Natural Landmarks of Arizona
216 pages, 5 1/2 x 8 1/2
62 color photographs, 2 maps
Release Date:02 Nov 2021

Natural Landmarks of Arizona

The University of Arizona Press
Natural Landmarks of Arizona celebrates the vast geological past of Arizona’s natural monuments through the eyes of a celebrated storyteller who has called Arizona home for most of his life. David Yetman shows us how Arizona’s most iconic landmarks were formed millions of years ago and sheds light on the more recent histories of these landmarks as well. These peaks and ranges offer striking intrusions into the Arizona horizon, giving our southwestern state some of the most memorable views, hikes, climbs, and bike rides anywhere in the world. They orient us, they locate us, and they are steadfast through generations.

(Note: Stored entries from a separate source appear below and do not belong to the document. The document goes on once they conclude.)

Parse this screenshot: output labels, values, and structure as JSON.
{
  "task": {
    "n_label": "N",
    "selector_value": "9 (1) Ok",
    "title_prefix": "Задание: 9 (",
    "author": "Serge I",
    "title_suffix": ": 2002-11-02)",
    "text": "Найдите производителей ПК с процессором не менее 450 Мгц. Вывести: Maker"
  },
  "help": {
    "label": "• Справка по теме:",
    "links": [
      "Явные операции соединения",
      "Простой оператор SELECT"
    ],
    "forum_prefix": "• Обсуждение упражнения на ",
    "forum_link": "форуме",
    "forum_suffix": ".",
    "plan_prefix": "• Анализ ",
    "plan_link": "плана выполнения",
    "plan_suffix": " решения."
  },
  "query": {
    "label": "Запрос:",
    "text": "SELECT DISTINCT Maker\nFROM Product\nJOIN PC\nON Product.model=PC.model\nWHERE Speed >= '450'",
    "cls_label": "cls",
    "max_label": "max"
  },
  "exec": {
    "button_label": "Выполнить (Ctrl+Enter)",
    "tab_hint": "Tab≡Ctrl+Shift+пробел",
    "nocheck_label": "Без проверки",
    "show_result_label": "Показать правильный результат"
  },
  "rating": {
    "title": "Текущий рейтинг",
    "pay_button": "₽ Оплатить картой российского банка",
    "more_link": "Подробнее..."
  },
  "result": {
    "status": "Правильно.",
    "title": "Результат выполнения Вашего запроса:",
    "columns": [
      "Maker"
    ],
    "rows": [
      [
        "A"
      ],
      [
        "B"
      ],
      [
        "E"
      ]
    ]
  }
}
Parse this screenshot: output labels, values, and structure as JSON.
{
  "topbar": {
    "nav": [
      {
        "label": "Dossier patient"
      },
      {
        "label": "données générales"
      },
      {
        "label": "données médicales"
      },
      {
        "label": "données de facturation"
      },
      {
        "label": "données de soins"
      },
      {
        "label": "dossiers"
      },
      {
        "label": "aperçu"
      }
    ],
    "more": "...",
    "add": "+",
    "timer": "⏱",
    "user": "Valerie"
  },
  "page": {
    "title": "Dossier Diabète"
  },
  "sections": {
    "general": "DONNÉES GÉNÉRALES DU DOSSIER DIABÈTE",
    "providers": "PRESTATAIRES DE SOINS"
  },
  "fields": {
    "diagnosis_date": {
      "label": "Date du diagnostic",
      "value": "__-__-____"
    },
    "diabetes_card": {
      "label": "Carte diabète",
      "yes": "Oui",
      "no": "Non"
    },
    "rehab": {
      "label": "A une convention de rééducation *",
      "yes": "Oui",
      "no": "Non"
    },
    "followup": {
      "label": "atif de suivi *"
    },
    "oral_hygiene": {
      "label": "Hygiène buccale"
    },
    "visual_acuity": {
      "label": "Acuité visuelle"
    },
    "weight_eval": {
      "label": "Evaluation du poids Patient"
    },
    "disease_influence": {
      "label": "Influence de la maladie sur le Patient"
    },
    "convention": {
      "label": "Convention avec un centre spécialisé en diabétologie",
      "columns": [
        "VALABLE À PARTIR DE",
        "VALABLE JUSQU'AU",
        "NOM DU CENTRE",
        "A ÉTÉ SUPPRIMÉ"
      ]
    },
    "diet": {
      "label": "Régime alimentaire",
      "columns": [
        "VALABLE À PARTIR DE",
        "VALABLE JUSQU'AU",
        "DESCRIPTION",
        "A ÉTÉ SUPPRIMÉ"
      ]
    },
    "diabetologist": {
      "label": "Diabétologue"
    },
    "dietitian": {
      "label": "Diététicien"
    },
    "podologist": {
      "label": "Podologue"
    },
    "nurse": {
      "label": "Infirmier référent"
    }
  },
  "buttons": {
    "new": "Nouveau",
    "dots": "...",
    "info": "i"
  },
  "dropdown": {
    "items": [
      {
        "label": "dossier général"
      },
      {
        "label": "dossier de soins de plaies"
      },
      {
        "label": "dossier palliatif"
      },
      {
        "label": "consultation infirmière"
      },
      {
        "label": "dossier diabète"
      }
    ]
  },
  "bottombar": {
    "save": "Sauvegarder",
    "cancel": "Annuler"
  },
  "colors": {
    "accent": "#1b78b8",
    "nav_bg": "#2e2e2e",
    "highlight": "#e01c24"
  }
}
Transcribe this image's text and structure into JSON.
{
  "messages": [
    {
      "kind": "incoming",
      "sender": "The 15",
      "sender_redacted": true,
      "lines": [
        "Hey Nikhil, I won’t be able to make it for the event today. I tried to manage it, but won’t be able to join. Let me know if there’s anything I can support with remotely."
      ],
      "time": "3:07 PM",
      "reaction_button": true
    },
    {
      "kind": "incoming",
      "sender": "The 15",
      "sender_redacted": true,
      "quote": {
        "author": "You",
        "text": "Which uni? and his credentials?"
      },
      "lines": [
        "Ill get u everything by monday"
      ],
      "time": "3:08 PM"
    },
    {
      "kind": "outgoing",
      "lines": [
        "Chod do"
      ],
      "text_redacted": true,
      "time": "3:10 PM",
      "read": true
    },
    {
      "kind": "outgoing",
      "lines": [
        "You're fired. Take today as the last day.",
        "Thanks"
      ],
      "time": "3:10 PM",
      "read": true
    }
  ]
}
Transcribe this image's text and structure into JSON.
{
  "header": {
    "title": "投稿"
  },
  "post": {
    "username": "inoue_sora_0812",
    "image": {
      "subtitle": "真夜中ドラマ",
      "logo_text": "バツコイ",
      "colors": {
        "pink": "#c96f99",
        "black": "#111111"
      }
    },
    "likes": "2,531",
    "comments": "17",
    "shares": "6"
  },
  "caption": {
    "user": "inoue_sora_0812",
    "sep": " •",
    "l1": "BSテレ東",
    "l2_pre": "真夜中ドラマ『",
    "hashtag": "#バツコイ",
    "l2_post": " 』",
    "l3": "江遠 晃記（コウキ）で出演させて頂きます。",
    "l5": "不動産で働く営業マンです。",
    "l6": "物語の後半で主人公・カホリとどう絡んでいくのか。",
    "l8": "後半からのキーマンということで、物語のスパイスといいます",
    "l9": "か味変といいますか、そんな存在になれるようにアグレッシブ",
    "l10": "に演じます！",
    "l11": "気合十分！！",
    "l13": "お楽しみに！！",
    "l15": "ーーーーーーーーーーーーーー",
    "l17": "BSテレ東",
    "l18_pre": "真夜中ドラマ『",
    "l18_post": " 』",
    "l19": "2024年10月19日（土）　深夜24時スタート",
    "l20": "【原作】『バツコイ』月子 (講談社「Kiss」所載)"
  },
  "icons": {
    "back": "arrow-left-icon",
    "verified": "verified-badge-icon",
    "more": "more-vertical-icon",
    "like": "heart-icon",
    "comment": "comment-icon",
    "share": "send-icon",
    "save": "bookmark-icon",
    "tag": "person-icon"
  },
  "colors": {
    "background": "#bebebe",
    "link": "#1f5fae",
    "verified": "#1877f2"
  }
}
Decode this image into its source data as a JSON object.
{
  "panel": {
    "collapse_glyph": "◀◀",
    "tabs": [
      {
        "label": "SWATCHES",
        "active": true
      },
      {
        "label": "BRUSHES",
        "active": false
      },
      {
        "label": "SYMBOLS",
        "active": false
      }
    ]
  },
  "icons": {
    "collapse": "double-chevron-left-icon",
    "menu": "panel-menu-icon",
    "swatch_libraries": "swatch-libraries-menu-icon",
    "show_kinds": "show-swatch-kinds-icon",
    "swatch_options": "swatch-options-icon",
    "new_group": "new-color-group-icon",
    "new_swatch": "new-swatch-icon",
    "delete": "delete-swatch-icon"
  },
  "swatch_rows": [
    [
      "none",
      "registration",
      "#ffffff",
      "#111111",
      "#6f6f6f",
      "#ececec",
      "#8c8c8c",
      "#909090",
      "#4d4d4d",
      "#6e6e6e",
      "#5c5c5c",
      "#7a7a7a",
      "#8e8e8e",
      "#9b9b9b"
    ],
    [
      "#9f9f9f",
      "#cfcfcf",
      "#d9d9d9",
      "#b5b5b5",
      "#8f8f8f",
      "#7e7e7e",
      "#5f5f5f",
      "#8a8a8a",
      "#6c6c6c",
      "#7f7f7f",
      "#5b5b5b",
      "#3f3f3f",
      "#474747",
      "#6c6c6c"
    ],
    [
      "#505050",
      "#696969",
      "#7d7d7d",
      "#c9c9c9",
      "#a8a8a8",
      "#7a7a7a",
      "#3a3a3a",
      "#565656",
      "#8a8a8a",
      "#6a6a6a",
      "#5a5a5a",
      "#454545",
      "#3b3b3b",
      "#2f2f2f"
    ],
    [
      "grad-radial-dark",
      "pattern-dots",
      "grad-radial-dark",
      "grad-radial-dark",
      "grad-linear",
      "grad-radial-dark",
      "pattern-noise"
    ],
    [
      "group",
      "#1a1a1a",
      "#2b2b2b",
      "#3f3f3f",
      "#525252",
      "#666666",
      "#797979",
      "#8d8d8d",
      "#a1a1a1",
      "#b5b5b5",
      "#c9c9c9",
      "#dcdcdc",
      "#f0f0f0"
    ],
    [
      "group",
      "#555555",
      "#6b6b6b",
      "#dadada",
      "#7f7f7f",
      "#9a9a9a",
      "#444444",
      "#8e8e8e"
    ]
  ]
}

Whether you have climbed these peaks many times, enjoy seeing them from your car window, or simply want to learn more about southwestern geology and history, reading Natural Landmarks of Arizona is a fascinating way to learn about the ancient and recent history of beloved places such as Cathedral Rock, Granite Dells, Kitt Peak, and many others. With Yetman as your guide, you can tuck this book into your glove box and hit the road with profound new knowledge about the towering natural monuments that define our beautiful Arizona landscapes.

In David Yetman’s observant eyes, mountains are much more than random piles of rock. They are the visible record of a dramatic geological past and towering monuments that anchor us to the landscape and bestow beauty and meaning on our lives. Read and learn.’—Bruce Dinges, co-editor of America’s Most Alarming Writer: Essays on the Life and Work of Charles Bowden

‘David Yetman’s Natural Landmarks of Arizona is one man’s recollection of cherished landmarks accumulated over a lifetime of roaming the southwestern United States. Yetman inspires readers to revisit some of Arizona’s iconic landscapes with fresh eyes and a renewed interest in the processes that shape the mountains, canyons, valleys, and volcanoes of Arizona. It will make a welcome addition to the libraries of those who admire the beauty of Arizona’s multifarious terrain—from northeastern Arizona’s Navajo Mountain laccolith to the sunbaked, barren Kofa Mountains near Yuma, Arizona.’—Michael Conway, geologist
David Yetman is a research social scientist at the Southwest Center of the University of Arizona. His research has focused on peoples and plants of the Sonoran Desert region.